REPUBLIKA.CO.ID, WASHINGTON – Amerika Serikat (AS) diperkirakan akan menolak rekomendasi Dewan Organisasi Penerbangan Sipil Internasional (ICAO) soal bahan bakar pesawat berkelanjutan. Dua sumber menyebut Washington menilai kebijakan itu bakal menguntungkan petani jagung Brasil dan merugikan produsen etanol AS.
Salah satu sumber menyatakan perbedaan posisi itu masih bisa diselesaikan lewat kompromi. Namun, produsen etanol asal Brasil memperingatkan bahwa konflik ini dapat merusak kepercayaan global terhadap sistem sertifikasi bahan bakar pesawat ramah lingkungan.

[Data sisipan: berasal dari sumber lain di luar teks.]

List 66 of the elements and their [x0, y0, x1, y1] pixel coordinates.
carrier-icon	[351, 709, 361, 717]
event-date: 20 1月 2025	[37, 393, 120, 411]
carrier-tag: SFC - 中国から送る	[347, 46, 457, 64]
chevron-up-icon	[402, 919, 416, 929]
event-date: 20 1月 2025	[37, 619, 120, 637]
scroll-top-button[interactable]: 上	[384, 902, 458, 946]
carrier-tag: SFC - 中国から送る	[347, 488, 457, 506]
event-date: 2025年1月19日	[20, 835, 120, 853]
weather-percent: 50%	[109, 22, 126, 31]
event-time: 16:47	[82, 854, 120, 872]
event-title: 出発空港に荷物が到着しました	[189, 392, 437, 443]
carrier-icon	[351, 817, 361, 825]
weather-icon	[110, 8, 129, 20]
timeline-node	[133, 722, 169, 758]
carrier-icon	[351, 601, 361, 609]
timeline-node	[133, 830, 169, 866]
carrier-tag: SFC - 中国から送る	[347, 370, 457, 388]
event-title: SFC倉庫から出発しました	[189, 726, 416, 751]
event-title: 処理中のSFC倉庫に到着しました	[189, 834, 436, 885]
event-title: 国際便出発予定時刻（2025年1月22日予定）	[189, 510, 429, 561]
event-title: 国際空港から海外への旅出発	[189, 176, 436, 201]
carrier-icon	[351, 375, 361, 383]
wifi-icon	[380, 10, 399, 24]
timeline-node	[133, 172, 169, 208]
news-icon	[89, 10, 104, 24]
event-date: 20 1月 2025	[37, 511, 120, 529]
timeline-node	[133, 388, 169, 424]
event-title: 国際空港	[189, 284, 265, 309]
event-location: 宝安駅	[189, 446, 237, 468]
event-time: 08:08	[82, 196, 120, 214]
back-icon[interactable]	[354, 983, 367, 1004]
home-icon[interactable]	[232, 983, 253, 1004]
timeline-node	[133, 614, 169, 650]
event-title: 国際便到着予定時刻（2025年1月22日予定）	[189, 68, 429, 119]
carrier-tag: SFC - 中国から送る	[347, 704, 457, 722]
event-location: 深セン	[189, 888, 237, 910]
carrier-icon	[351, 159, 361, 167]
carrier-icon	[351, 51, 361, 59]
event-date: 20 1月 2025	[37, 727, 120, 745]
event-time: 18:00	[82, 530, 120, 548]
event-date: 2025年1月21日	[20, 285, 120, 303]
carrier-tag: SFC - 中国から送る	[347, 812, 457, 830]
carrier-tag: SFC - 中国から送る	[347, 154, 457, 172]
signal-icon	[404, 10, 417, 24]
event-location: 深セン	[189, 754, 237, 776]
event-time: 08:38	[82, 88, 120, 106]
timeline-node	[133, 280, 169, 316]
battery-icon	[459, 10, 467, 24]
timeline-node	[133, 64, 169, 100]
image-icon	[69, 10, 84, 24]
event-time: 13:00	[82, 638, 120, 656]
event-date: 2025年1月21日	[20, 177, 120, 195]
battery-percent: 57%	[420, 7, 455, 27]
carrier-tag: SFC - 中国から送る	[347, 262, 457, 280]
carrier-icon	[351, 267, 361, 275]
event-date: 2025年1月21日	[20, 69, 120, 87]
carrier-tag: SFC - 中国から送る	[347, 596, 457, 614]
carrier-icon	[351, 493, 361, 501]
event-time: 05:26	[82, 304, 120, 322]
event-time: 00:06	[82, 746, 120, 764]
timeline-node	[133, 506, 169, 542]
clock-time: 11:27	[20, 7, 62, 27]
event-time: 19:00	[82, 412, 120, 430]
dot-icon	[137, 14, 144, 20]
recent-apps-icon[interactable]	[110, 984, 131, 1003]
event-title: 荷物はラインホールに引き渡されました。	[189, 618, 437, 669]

Maskapai global didesak mengganti bahan bakar fosil dengan bahan bakar berkelanjutan demi mencapai target nol emisi pada 2050. Namun produksi bahan bakar alternatif seperti SAF (sustainable aviation fuel) dari limbah kota atau minyak goreng bekas masih terkendala biaya tinggi.
Asosiasi Transportasi Udara Internasional (IATA) memperkirakan sektor penerbangan membutuhkan investasi hingga 4,7 triliun dolar AS untuk transisi energi bersih. Saat ini, SAF baru mencakup sekitar 1 persen dari total konsumsi bahan bakar jet di dunia.
SAF didorong untuk menggantikan kerosin sebagai upaya dekarbonisasi penerbangan. Permintaan terhadap bahan bakar ini diprediksi terus meningkat, seiring kuota dan insentif pajak dari berbagai negara.
Di AS, produksi jagung terkonsentrasi di wilayah Midwest dan melebihi kebutuhan konsumsi domestik. Produsen pun berlomba mencari pasar baru, termasuk menjadikan jagung sebagai bahan baku etanol untuk avtur berkelanjutan.
Agar etanol berbasis jagung diakui ramah lingkungan, para produsen AS mengusulkan penggunaan teknologi penangkapan dan penyimpanan karbon (CSS). Teknologi ini menangkap emisi karbon dari proses produksi agar tidak terlepas ke atmosfer.
Di sisi lain, Brasil sebagai pesaing utama menyoroti pentingnya independensi dalam proses penetapan standar bahan bakar berkelanjutan. Asosiasi Produsen Etanol Jagung Brasil (UNEM) menegaskan bahwa proses sertifikasi harus terbebas dari tekanan politik.
“Setiap upaya campur tangan politik tidak hanya akan merusak proses pengambilan keputusan, tetapi juga kepercayaan komunitas internasional terhadap sistem sertifikasi bahan bakar penerbangan berkelanjutan,” kata Direktur Hubungan Kelembagaan dan Keberlanjutan UNEM, Bruno Alves, Selasa (17/6/2025).
Departemen Luar Negeri AS dilaporkan telah menyampaikan keberatan sejak Maret lalu dan terus memantau perkembangan usulan ICAO tersebut menjelang sidang formal.
“UNEM meyakini sangat penting agar proses yang bersifat teknis dan transparan ini dihormati dan dijaga. Upaya untuk mendelegitimasi atau mempolitisasi hasil akan sangat serius,” kata Alves.